5. Olho mais de uma vez para o retrato de António Lobato na badana da capa. Um homem passado da meia-idade, de aspecto sereno e apaziguado, ostentando a cicatriz de uma catanada que lhe atravessa o rosto de cima a baixo. Pelo que li até agora, algo me diz que não encontrarei aquilo que temo. (aqui)

6. Como testemunho, o livro é um admirável relato de sobrevivência numa situação inimaginável. Em alguns momentos transportou—me à Guiana Francesa, do Papillon (e de Dreyfus…).  É notável como naquela situação mente e corpo passam a ser não apenas o refúgio em que o eu encontra o si-mesmo; e um invólucro que é o corpo, fechado noutro invólucro, a cela, que passa a não ter limites. É evidente que eu poderia ser cínico e dizer que foi o instinto de sobrevivência que qualquer animal tem, além da sorte, que o preservaram. O que em minha opinião o distinguiu verdadeiramente como homem -- e lá obrigou o regime que andou a defender, pensando que era a nação que defendia --, foi a fidelidade ao juramento de bandeira, recusando a liberdade em troca de se bandear para o inimigo. Merece isto respeito? Neste caso, creio que sim. Muito jovem, o autor alistou-se como voluntário; não estava intelectualmente preparado para perceber o que de errado, desumano, humilhante significa ser-se colonizado.

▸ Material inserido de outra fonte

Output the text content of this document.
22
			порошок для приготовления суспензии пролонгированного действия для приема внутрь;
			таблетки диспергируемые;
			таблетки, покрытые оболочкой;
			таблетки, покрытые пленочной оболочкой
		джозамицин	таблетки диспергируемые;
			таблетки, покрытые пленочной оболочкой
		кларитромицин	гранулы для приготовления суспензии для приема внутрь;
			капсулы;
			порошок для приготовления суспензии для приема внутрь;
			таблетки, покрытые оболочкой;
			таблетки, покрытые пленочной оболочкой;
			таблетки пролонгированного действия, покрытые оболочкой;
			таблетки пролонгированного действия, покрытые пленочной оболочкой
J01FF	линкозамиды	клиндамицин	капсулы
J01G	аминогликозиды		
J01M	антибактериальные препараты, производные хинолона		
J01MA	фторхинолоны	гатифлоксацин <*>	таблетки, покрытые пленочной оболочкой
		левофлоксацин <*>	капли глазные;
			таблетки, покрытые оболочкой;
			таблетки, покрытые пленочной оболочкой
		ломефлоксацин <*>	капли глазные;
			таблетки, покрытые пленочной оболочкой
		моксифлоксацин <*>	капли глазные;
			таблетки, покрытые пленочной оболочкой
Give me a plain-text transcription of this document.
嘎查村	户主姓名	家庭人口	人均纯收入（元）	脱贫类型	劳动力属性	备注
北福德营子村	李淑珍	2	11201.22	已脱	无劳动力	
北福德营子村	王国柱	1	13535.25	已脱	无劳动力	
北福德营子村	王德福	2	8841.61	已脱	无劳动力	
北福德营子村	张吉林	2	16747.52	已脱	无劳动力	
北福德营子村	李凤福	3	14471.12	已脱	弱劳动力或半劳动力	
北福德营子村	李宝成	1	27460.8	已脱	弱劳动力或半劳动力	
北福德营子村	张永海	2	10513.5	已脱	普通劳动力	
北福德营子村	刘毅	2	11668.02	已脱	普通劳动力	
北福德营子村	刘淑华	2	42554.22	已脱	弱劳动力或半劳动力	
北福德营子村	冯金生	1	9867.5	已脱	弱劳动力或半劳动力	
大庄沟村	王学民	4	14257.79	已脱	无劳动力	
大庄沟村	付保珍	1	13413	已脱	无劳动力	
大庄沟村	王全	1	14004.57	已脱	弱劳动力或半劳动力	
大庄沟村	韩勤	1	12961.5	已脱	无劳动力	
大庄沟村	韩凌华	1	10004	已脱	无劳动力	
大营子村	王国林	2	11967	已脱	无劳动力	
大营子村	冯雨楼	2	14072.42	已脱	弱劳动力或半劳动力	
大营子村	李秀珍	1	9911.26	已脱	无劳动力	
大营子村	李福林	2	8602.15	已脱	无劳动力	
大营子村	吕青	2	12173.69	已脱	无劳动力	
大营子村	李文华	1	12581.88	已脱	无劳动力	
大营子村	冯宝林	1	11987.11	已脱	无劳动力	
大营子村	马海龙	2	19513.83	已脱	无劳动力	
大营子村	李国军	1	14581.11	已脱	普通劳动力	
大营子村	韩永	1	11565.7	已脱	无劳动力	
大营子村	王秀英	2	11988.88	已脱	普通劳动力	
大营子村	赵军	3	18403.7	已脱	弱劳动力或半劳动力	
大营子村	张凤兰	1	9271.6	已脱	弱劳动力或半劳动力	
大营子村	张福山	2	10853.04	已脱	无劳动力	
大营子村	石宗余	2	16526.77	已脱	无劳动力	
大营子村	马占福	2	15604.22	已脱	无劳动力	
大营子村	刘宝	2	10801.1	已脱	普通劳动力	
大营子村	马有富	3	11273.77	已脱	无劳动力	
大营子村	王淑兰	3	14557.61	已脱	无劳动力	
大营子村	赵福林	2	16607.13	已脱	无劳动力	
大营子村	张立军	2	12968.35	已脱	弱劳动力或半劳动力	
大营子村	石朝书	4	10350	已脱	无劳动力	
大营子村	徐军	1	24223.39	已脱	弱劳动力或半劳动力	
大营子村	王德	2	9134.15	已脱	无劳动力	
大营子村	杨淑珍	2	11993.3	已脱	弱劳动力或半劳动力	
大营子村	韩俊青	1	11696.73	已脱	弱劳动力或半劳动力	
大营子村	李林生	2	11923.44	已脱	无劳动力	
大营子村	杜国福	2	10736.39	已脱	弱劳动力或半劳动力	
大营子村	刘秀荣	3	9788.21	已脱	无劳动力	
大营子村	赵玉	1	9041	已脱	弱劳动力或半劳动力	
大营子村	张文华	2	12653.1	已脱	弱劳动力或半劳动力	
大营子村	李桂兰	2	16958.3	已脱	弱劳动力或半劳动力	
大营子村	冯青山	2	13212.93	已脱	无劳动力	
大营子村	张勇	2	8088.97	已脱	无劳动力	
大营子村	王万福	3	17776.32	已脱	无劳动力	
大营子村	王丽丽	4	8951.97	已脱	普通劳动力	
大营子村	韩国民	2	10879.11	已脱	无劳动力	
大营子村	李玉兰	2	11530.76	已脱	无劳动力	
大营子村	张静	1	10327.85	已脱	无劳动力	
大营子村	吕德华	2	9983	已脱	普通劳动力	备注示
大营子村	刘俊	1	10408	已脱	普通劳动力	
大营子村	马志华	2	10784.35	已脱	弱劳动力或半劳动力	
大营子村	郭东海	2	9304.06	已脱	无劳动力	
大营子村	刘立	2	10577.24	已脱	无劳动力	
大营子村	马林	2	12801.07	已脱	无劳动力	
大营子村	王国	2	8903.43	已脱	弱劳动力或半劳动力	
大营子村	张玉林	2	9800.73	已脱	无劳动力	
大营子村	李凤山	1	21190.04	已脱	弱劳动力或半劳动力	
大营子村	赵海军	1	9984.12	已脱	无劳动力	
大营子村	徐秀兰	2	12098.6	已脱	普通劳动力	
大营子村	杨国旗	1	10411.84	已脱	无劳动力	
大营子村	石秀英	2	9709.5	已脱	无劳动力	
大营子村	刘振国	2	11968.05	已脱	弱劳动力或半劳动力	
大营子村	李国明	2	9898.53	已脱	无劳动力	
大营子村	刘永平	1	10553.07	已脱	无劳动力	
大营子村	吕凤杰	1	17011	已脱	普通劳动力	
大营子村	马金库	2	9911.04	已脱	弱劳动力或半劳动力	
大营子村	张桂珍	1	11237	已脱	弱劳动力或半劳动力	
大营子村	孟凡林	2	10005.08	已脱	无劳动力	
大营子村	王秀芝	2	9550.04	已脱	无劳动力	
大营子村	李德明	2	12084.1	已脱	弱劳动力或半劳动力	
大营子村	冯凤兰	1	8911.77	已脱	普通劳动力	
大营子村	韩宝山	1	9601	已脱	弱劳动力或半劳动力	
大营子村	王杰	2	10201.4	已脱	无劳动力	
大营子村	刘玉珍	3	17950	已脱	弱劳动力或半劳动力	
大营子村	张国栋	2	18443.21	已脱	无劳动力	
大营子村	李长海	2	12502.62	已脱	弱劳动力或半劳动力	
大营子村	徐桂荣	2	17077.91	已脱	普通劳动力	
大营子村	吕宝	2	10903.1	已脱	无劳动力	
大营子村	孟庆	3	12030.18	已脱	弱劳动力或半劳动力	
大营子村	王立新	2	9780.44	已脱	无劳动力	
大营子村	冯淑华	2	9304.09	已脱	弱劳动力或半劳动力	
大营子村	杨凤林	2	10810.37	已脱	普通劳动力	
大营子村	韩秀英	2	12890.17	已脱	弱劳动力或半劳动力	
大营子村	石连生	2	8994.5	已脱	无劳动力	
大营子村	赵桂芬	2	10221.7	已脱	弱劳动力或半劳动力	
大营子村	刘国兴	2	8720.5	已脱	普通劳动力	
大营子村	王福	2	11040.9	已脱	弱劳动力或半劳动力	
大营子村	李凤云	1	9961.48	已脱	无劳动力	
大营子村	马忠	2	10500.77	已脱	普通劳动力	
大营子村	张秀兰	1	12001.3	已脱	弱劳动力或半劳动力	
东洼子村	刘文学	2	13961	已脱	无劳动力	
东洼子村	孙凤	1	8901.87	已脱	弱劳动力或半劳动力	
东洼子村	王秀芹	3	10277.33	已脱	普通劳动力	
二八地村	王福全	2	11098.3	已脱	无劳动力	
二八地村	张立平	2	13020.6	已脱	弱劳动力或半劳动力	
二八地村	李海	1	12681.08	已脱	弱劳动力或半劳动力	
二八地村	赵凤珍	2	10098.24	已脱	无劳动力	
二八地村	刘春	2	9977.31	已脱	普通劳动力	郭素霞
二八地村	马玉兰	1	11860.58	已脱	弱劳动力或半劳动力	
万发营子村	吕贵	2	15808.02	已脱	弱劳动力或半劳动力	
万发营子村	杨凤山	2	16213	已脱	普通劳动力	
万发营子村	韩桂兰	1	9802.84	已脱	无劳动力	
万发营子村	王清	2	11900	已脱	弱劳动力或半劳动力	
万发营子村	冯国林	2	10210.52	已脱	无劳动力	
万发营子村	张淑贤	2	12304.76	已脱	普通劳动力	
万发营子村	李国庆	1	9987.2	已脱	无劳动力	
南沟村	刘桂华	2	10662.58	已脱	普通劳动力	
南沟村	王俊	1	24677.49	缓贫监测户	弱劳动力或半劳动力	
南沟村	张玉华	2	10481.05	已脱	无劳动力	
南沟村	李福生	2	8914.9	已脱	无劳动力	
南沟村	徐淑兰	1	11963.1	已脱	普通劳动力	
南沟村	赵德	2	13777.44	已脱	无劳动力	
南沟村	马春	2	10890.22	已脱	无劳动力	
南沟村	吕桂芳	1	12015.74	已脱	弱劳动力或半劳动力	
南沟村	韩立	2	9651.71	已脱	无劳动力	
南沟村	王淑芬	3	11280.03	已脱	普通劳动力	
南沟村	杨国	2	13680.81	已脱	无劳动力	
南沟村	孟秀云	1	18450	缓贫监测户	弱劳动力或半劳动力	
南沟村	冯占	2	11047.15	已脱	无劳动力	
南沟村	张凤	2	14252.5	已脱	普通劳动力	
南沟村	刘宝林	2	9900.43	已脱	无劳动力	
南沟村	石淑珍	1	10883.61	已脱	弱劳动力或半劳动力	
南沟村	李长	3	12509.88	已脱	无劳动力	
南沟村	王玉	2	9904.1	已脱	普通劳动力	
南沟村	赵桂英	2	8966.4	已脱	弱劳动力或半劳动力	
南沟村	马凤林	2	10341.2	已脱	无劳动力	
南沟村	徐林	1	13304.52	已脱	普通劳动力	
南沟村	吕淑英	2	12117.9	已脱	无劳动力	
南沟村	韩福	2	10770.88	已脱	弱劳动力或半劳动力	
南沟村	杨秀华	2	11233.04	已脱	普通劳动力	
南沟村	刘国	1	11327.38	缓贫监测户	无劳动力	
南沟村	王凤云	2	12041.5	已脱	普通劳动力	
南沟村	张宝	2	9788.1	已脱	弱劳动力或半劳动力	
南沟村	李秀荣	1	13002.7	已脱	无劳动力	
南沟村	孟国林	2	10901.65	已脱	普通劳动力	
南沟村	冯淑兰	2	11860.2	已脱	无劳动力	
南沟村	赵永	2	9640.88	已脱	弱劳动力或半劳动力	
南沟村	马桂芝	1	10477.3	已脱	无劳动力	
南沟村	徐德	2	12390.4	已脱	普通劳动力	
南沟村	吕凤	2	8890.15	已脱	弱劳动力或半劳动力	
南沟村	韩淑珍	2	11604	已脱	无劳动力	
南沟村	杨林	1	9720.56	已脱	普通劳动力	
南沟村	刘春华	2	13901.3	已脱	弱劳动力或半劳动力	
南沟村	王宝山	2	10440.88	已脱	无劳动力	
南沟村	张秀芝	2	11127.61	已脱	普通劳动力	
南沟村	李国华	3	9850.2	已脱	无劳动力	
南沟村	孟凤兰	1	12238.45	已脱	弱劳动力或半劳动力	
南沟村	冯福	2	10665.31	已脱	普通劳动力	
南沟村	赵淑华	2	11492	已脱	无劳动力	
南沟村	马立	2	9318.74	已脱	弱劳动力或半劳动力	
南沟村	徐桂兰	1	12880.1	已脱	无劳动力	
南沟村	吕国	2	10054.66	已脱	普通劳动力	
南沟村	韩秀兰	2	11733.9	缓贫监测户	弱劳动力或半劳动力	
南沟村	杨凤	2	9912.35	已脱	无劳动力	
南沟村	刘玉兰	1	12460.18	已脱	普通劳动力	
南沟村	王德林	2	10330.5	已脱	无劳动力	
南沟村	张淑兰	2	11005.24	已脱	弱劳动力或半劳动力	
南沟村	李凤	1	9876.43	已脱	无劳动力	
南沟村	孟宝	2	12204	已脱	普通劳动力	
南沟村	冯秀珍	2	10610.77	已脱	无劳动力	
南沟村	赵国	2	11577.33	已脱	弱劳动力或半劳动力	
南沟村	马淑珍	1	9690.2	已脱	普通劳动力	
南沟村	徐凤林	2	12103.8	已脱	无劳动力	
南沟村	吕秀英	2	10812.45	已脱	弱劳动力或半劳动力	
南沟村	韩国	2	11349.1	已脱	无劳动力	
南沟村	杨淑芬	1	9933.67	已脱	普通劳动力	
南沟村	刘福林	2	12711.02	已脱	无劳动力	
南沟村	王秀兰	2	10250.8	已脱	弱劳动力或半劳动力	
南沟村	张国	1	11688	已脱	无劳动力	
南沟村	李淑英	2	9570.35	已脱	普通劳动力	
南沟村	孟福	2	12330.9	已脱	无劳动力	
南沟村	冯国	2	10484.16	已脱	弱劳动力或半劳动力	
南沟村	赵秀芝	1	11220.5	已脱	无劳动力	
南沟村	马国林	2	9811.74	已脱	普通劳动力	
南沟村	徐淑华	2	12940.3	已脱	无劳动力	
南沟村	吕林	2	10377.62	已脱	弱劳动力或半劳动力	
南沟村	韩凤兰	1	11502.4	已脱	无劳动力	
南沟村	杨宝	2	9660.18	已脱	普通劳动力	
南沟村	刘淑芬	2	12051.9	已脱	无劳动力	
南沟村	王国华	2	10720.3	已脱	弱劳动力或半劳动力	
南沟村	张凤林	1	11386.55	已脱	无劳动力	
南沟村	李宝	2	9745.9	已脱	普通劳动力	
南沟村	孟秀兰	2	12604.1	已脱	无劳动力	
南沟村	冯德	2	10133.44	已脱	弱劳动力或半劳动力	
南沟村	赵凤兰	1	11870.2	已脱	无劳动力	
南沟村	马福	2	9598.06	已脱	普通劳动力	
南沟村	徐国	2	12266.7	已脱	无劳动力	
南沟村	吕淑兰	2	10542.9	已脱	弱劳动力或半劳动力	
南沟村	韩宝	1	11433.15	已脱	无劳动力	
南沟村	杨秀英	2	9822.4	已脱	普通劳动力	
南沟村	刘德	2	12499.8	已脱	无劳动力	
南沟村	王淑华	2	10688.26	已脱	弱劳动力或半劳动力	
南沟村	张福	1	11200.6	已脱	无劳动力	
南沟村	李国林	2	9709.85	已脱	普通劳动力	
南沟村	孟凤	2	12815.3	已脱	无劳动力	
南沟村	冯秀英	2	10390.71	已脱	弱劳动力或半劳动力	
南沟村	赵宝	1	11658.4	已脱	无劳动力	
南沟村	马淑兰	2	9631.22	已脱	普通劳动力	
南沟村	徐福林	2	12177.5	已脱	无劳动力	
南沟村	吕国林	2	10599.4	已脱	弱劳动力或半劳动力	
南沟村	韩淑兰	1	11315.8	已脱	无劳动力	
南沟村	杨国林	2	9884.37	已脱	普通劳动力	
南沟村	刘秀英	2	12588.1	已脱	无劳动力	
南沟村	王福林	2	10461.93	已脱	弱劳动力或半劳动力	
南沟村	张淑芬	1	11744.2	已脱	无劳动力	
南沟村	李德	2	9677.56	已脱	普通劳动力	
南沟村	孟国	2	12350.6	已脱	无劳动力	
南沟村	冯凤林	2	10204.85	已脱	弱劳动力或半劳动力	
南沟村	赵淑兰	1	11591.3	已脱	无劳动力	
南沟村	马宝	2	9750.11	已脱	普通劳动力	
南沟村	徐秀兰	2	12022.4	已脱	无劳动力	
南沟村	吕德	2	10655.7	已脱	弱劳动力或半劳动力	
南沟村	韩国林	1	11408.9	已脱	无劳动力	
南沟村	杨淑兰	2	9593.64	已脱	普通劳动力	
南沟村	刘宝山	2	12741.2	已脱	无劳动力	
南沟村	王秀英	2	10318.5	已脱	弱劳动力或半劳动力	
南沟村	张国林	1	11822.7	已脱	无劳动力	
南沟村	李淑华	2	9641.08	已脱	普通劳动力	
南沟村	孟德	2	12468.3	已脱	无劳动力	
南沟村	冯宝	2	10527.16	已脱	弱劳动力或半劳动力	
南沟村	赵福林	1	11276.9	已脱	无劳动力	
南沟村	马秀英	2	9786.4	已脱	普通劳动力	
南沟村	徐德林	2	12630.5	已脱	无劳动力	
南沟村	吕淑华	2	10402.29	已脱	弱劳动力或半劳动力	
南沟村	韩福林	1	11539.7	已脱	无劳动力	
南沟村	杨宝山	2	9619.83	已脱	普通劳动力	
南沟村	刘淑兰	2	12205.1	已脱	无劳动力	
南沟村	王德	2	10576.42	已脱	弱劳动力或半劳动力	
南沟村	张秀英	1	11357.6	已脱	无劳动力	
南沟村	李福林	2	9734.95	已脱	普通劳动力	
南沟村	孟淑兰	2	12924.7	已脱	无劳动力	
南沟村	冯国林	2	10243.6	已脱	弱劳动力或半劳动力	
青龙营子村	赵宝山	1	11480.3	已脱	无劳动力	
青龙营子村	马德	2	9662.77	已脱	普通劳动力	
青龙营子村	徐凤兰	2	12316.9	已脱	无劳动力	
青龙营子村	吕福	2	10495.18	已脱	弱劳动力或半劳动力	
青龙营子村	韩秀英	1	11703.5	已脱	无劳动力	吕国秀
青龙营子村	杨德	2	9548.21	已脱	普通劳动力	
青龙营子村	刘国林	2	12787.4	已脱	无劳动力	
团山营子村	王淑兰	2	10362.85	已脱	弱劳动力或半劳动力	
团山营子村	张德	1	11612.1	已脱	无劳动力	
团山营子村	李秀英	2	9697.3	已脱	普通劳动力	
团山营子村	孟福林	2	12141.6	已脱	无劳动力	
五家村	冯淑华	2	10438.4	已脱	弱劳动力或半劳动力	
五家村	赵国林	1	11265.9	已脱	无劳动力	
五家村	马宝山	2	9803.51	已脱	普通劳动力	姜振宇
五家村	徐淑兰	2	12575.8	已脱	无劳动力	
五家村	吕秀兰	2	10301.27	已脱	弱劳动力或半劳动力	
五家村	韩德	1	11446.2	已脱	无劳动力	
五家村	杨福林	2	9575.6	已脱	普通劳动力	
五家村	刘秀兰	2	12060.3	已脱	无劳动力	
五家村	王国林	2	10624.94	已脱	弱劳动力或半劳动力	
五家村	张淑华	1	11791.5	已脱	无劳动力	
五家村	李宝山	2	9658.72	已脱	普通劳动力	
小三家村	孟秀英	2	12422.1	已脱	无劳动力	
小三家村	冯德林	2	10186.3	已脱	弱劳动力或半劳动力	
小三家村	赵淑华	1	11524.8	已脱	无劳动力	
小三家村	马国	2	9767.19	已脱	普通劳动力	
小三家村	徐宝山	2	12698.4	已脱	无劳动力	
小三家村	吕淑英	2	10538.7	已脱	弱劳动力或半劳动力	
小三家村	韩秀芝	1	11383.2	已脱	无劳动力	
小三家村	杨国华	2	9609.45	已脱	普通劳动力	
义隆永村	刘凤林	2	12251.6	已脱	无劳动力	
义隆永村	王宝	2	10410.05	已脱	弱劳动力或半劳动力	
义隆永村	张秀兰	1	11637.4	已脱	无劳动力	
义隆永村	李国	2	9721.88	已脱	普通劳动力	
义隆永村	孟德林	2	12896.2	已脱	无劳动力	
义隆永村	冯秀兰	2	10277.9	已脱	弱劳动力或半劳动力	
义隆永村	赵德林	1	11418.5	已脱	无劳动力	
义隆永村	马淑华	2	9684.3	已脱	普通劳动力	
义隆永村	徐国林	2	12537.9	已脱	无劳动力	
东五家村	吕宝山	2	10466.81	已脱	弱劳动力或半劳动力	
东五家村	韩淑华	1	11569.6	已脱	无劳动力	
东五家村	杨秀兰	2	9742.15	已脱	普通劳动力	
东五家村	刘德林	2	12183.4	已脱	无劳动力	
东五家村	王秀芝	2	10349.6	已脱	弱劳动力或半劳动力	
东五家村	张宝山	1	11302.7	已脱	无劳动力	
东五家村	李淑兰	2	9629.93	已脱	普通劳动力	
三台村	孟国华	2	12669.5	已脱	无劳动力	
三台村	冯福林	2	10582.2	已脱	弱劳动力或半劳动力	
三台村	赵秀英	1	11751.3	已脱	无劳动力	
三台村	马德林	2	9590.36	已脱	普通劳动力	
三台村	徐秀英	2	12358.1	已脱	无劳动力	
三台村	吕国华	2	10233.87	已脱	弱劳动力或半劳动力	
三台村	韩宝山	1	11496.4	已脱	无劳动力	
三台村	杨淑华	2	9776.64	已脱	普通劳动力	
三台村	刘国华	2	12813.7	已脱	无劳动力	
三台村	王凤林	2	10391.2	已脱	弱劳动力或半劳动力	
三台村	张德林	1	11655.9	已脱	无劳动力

7. Não posso dizer que encontrei o que temia – mas também não vi o que gostaria de ter encontrado, ou seja, uma denúncia do que foi a Guerra Colonial, um crime que ceifou incontáveis vítimas, aos milhares, por uma visão distorcida e cega da História, naqueles treze anos de guerra, além de interesseira para a clique que governava o país. Não basta, como fez o autor, exprobar os imperialismos todos que se puseram ao assalto das colónias portuguesas. É muito fácil dizer que a culpa foi dos russos, dos americanos e dos chineses e nós nos limitámos a honrar o nome dos “nossos egrégios avós”, como de forma algo patética o autor expôs.

E lamento-o, porquê? Porque vi no autor uma natural empatia para com o outro africano, mesmo após inevitáveis choques culturais; por exemplo o espantoso episódio do curandeiro, já na Guiné-Conakry; vi a forma respeitosa com que se referiu a Amílcar Cabral, um homem superior, e o modo agradecido nas alusões a Nino Vieira, a quem acreditou dever a vida. Aliás, ele deveu a vida ao PAIGC, que o retirou das mãos dos populares furibundos com os assassinos dos ares – como eloquentemente mostra na pág. 71, uma tabanca devastada pela metralha da aviação --, cuja vontade dos habitantes seria o de esfolá-lo ali já.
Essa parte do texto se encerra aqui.